Of course, one way employers can keep productivity up is to continue to allow people to work from home. But if some workers have to be in the office at least some of the time, employers can still keep their output high by providing private offices and considering compensation for the time or costs spent commuting to work.
No-meeting days
We've all been there. "This meeting could have been an email" is as much of a meme as it is a serious critique of time management. It is useful for team members to check in with each other about progress on shared efforts, and get updates on people's priorities, schedules, and availability.
To accomplish those goals without making everyone sit around a table or gather virtually on a Zoom call, researchers suggest setting up a work Slack channel with conversational prompts, set at the same time each day. In general, fewer meetings do lead to more productivity, according to Harvard Business Review research.
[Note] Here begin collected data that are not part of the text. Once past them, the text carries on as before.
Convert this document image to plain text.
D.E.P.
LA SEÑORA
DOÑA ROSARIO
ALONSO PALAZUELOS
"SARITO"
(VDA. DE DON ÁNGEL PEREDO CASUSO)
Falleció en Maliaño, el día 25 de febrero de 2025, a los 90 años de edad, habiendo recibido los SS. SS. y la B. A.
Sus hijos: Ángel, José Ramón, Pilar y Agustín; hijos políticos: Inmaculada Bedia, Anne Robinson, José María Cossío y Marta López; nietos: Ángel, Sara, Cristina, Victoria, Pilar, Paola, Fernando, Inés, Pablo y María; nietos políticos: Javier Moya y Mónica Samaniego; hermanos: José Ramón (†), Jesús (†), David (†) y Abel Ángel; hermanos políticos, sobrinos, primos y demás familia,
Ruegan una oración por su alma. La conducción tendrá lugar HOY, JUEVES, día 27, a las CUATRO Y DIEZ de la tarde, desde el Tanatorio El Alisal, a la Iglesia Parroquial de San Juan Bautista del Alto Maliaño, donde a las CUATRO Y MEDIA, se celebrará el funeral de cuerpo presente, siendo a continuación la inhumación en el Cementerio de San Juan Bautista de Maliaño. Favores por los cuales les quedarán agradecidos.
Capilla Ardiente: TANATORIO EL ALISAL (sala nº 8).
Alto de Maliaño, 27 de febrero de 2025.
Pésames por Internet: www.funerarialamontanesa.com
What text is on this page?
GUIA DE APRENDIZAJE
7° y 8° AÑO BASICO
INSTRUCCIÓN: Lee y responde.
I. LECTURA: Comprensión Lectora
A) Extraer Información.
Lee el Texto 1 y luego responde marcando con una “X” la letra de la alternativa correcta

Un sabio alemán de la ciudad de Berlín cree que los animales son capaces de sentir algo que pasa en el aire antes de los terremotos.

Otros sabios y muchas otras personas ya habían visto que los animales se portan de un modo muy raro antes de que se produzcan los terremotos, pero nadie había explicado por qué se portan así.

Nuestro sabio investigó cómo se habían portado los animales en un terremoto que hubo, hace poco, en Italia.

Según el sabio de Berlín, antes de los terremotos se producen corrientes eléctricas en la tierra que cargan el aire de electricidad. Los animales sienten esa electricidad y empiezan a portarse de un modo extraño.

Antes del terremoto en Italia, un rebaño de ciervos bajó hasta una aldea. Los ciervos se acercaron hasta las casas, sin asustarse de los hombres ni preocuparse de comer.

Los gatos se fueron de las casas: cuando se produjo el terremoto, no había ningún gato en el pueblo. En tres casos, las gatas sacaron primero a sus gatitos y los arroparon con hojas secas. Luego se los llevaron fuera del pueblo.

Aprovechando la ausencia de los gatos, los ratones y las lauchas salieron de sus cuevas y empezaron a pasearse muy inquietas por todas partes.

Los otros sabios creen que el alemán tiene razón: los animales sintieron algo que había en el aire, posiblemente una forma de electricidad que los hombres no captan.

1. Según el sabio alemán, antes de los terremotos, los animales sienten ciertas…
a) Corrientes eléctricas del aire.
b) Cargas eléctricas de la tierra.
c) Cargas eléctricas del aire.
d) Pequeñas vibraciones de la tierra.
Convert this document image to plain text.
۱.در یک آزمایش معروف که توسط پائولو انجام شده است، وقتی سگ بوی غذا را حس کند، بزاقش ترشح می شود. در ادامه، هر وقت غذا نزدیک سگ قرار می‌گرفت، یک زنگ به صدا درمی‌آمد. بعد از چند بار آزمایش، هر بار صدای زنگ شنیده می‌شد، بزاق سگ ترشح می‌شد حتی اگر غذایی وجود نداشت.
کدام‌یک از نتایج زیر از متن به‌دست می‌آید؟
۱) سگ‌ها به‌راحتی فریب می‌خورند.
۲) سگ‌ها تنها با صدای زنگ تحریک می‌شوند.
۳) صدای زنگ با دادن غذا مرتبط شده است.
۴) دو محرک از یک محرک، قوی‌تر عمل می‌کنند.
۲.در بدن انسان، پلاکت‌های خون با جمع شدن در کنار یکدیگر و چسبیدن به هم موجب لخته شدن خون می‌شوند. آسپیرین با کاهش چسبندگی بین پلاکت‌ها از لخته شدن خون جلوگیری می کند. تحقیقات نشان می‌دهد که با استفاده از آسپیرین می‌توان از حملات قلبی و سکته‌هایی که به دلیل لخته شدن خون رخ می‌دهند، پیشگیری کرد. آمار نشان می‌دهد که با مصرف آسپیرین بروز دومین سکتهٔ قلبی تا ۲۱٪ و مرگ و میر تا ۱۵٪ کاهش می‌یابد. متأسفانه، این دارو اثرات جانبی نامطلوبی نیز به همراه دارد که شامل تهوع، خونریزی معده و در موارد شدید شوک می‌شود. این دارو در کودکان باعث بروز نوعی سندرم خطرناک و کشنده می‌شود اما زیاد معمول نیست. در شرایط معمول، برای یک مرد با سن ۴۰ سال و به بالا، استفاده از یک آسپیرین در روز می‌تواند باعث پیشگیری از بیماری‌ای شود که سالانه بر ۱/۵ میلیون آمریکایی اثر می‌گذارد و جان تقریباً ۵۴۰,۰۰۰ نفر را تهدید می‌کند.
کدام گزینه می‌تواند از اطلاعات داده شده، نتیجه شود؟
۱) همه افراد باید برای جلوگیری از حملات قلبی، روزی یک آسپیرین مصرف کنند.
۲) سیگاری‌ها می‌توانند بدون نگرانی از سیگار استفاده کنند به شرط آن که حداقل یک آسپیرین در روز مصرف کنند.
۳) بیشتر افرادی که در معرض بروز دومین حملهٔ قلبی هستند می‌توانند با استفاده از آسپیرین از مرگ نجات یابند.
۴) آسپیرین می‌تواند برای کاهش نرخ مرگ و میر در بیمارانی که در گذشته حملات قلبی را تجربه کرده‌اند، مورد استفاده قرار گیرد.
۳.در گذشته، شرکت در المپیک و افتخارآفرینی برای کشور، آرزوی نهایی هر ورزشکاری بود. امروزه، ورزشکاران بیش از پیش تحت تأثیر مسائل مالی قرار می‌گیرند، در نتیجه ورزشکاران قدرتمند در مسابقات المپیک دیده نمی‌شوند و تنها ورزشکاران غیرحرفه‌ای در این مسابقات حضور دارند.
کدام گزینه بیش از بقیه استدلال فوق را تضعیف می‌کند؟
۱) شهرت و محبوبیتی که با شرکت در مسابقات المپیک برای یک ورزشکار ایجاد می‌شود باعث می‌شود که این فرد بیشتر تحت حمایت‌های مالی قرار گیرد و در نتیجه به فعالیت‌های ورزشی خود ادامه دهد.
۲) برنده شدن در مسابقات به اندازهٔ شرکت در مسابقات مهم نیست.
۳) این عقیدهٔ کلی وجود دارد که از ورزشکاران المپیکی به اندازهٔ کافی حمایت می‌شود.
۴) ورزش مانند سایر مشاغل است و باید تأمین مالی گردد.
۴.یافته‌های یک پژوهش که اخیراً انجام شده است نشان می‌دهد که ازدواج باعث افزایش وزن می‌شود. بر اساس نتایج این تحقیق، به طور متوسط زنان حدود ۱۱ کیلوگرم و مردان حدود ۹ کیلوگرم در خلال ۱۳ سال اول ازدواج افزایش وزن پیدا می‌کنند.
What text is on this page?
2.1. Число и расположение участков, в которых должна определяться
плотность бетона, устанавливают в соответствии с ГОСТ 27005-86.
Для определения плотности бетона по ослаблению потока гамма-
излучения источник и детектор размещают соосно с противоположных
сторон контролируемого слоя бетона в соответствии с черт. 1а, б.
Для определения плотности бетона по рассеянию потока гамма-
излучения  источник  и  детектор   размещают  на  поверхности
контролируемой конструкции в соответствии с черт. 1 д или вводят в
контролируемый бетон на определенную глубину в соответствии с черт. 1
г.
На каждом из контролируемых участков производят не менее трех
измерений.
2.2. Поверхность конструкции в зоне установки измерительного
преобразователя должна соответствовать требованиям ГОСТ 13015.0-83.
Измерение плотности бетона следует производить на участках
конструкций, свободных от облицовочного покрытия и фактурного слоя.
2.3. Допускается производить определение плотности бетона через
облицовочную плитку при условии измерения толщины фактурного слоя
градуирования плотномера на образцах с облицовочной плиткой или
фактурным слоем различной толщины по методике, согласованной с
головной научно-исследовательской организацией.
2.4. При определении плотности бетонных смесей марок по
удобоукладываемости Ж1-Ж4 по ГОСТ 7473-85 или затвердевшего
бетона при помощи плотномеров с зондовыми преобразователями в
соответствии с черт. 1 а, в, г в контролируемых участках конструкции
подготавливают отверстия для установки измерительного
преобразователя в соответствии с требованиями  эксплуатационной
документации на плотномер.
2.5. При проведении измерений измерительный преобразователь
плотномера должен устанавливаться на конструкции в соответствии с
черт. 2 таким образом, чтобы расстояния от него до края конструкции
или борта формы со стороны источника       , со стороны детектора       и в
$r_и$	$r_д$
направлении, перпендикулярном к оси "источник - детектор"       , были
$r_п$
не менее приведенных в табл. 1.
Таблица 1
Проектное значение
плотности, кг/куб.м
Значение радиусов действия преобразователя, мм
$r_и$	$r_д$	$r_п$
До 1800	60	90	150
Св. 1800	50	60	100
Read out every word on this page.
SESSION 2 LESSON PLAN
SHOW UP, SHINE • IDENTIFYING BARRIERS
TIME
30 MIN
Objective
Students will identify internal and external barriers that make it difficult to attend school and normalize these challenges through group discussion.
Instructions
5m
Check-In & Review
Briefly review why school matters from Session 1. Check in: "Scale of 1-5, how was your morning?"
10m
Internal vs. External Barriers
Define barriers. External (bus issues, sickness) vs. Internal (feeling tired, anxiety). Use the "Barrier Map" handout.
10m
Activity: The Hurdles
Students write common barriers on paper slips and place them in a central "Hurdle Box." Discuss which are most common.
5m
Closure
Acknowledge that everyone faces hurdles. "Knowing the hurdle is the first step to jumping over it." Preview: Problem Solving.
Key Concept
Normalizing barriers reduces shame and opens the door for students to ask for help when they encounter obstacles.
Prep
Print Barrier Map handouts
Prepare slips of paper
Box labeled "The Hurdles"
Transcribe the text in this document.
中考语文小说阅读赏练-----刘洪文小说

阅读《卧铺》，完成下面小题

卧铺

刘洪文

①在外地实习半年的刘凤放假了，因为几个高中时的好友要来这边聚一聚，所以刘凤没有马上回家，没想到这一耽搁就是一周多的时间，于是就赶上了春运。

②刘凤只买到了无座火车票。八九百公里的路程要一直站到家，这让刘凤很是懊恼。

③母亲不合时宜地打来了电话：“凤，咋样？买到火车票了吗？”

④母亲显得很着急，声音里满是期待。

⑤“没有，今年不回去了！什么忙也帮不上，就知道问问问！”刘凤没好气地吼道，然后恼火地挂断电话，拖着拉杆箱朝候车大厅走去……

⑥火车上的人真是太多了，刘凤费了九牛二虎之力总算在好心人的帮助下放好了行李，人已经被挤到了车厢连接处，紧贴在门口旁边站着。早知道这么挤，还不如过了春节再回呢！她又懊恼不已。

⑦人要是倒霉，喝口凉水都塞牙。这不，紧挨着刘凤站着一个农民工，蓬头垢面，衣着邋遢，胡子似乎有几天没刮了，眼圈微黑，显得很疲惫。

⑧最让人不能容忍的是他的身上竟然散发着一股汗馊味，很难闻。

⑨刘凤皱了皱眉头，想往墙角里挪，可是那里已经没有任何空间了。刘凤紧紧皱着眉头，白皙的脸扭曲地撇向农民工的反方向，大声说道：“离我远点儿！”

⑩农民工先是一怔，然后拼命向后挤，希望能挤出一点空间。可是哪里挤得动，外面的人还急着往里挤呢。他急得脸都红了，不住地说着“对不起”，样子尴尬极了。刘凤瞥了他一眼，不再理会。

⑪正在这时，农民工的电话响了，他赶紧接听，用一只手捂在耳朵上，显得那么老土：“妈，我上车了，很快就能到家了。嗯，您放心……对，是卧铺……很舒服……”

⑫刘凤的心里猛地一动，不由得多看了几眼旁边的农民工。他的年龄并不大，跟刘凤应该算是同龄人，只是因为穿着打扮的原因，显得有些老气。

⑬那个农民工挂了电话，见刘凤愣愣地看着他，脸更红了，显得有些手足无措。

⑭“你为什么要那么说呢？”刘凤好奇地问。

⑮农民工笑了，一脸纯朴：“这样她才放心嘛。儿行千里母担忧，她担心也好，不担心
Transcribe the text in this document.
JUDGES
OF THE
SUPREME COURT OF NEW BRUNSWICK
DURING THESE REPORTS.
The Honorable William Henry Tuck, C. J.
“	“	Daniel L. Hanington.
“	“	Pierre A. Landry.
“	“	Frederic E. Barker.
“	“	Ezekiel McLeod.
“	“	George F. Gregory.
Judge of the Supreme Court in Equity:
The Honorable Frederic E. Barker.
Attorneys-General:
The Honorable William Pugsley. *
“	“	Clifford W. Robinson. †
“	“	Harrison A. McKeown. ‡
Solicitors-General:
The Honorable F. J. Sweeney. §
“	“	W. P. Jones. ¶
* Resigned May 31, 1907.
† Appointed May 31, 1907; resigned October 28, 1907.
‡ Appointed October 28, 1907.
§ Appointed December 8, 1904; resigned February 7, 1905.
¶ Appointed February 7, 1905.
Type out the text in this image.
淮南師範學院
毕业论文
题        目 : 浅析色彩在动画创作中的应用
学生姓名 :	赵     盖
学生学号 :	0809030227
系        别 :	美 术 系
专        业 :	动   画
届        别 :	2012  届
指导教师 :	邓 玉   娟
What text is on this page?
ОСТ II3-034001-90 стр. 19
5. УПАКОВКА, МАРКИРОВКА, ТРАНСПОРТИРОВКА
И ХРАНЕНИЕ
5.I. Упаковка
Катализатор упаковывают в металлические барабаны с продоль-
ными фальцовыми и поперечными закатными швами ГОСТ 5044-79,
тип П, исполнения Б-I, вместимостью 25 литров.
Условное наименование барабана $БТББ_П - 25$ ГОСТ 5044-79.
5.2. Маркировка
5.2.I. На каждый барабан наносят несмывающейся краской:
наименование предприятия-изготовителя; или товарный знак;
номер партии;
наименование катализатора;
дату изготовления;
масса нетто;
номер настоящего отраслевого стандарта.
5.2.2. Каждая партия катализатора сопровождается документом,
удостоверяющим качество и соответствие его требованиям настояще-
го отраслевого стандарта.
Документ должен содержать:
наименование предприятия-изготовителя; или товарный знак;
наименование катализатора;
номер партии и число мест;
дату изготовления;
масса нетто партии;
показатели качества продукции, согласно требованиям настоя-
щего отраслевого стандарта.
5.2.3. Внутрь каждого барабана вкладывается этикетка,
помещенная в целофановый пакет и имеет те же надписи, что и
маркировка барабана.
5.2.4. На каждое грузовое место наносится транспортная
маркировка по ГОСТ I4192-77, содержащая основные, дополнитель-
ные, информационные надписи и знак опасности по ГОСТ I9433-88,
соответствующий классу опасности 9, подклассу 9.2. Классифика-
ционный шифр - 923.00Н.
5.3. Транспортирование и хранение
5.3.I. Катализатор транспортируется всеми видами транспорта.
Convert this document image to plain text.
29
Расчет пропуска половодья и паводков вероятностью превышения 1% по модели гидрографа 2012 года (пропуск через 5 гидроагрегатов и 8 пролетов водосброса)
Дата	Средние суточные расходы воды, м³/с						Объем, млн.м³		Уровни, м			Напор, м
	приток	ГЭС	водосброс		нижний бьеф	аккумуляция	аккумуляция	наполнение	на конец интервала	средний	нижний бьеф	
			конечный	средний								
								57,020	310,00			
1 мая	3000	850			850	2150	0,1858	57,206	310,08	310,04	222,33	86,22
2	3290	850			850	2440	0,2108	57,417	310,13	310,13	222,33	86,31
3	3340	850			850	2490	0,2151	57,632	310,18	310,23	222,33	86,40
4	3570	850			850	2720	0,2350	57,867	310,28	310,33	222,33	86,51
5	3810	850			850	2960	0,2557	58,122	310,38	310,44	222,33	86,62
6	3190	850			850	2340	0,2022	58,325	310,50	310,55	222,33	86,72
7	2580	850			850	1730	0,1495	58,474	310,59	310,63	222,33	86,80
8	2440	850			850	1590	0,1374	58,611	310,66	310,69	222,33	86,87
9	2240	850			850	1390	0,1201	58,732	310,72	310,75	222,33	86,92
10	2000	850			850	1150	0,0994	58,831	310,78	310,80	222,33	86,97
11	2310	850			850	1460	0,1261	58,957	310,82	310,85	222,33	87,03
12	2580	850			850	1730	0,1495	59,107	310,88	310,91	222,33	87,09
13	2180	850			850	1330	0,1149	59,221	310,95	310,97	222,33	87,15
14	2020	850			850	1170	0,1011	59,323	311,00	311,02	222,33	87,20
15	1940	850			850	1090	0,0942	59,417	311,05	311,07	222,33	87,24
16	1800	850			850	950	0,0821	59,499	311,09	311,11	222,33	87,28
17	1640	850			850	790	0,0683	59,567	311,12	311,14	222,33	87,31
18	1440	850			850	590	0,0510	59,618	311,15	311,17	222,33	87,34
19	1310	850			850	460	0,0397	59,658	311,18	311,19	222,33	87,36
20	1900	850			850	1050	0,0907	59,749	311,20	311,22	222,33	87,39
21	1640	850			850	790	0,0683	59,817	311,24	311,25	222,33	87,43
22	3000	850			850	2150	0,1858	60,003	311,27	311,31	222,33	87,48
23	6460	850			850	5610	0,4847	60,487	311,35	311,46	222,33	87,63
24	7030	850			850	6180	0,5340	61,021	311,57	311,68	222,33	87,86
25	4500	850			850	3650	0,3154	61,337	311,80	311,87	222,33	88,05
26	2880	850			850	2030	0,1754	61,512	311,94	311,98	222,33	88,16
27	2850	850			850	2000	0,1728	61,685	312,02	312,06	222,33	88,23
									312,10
Another way to reduce the likelihood of meetings is to declare companywide days without meetings—not for supervisors, managers, high-level executives, or even with clients. A 2022 MIT Sloan Management Review study found that one meeting-free day a week increased productivity and helped them feel less stressed and less micromanaged.
Other benefits to no-meeting days include extended time for focusing on tasks and encouraging everyone to think more carefully about meetings so that when they do occur, they can be more "specific, efficient, and accountable," according to corporate management consultant Gordon Jenkins.